Turning from deleveraging to de-globalization, we believe the most important component of this creeping process is occurring in global finance. Global imbalances between savings and investment have long been sustained via cross-border intermediation across an integrated global banking system. European banks have played the major role in this process, with American and Asian banks being perhaps a degree less important. We have discussed the potential impact of European bank deleveraging on the eurozone economy, but have not spent much time on how they might impact the global economy in a direct way. The eurozone banking system is 2.5 times as large as the U.S. banking system, in part because it plays an important role in intermediating global savings. At $41 trillion in total balance sheet assets, the impact of a eurozone banking system deleveraging would dwarf the effect of any successful re-leveraging of the U.S. banking system, which is only about $16 trillion in size. The race to higher capital ratios combined with sovereign stresses means that the global banking system will likely turn inward and the process of cross-border savings intermediation could slow substantially in the year ahead. This is yet another hurdle for global growth.
 
A second component of de-globalization is the glacial but observable increase in trade skirmishes between the U.S. and China. There have been a series of tit-for-tat tariff increases lately, and the U.S. political machine has begun to increase calls for a more transparent and open Chinese economy only to be summarily rebuffed by Chinese officials. This glacial trend is an important one to watch, as trade between U.S. and China has been a very important source of strength for large portions of the global economy.
 
Finally, the cyclical outlook would not be complete without a mention of MF Global and the implications thereof on financial re-regulation.  We have long suggested that the developed world financial system has begun a gradual  process of returning to "utility banking,” a boring destination where the financial system largely separates deposit taking and loan making from the riskier endeavors of leveraged finance and asset price speculation. MF Global is likely to spark an acceleration in this process, only because it has shown that the regulatory changes planned (and yet to be fully implemented) after the collapse of Lehman Brothers in 2008 have done little to protect investors from concentrated financial system risks. We expect to see changes in the regulatory architecture of capital markets that may reduce system-wide liquidity, increase financial transaction costs and de-risk balance sheets even further.

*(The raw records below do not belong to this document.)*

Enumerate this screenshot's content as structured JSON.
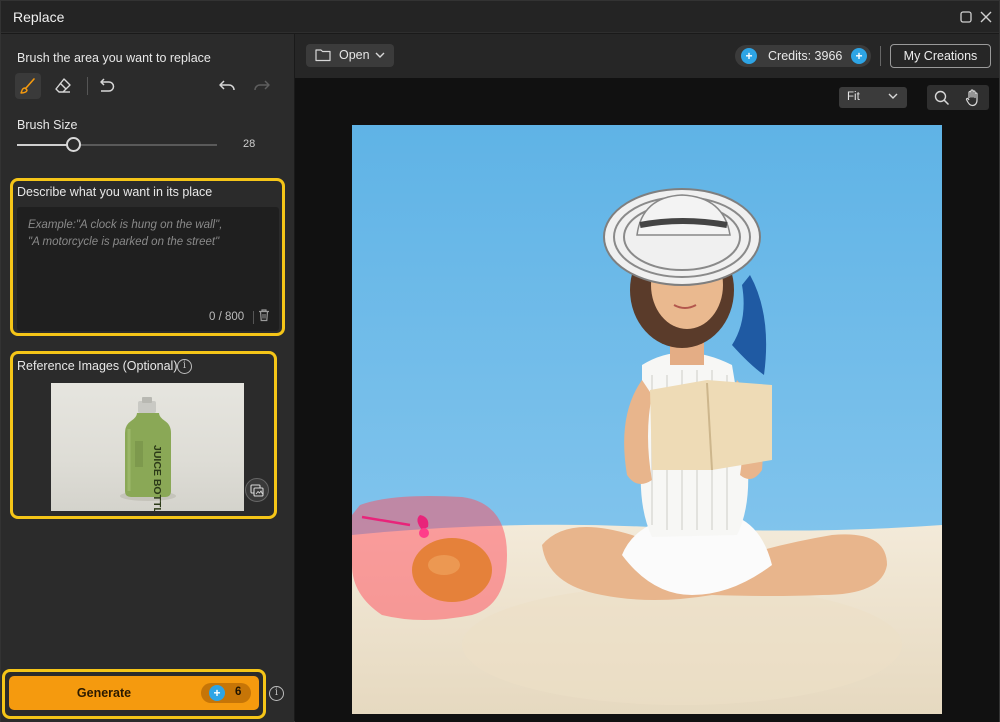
{
  "window": {
    "title": "Replace"
  },
  "left": {
    "brush_heading": "Brush the area you want to replace",
    "brush_size_label": "Brush Size",
    "brush_size_value": "28",
    "brush_size_fraction": 0.28,
    "describe_heading": "Describe what you want in its place",
    "describe_placeholder": "Example:\"A clock is hung on the wall\",\n\"A motorcycle is parked on the street\"",
    "char_count": "0 / 800",
    "reference_heading": "Reference Images (Optional)",
    "reference_image_text": "JUICE BOTTLE",
    "generate_label": "Generate",
    "generate_cost": "6"
  },
  "toolbar": {
    "open_label": "Open",
    "credits_label": "Credits: 3966",
    "my_creations_label": "My Creations",
    "zoom_select": "Fit"
  },
  "colors": {
    "accent": "#f59a0e",
    "highlight": "#f5c518",
    "credit_icon": "#2ea5e6",
    "mask": "#ff4d5e"
  },
  "icons": [
    "brush-icon",
    "eraser-icon",
    "reset-icon",
    "undo-icon",
    "redo-icon",
    "folder-icon",
    "chevron-down-icon",
    "credit-icon",
    "add-credit-icon",
    "search-icon",
    "hand-icon",
    "trash-icon",
    "info-icon",
    "swap-image-icon",
    "maximize-icon",
    "close-icon"
  ]
}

Think of this as an incremental source of friction to global growth in the year ahead.
 
In sum, we expect the global economy to grow by 1% to 1.5% in 2012. This is significantly slower than the 2.5% growth rate achieved in 2011 and the 4.1% rate achieved in 2010.  The risks to this forecast lay to the downside, which speaks to the question of inflation expectations.  We expect global inflation to slow to 2% in 2012 from 3.1% in 2011.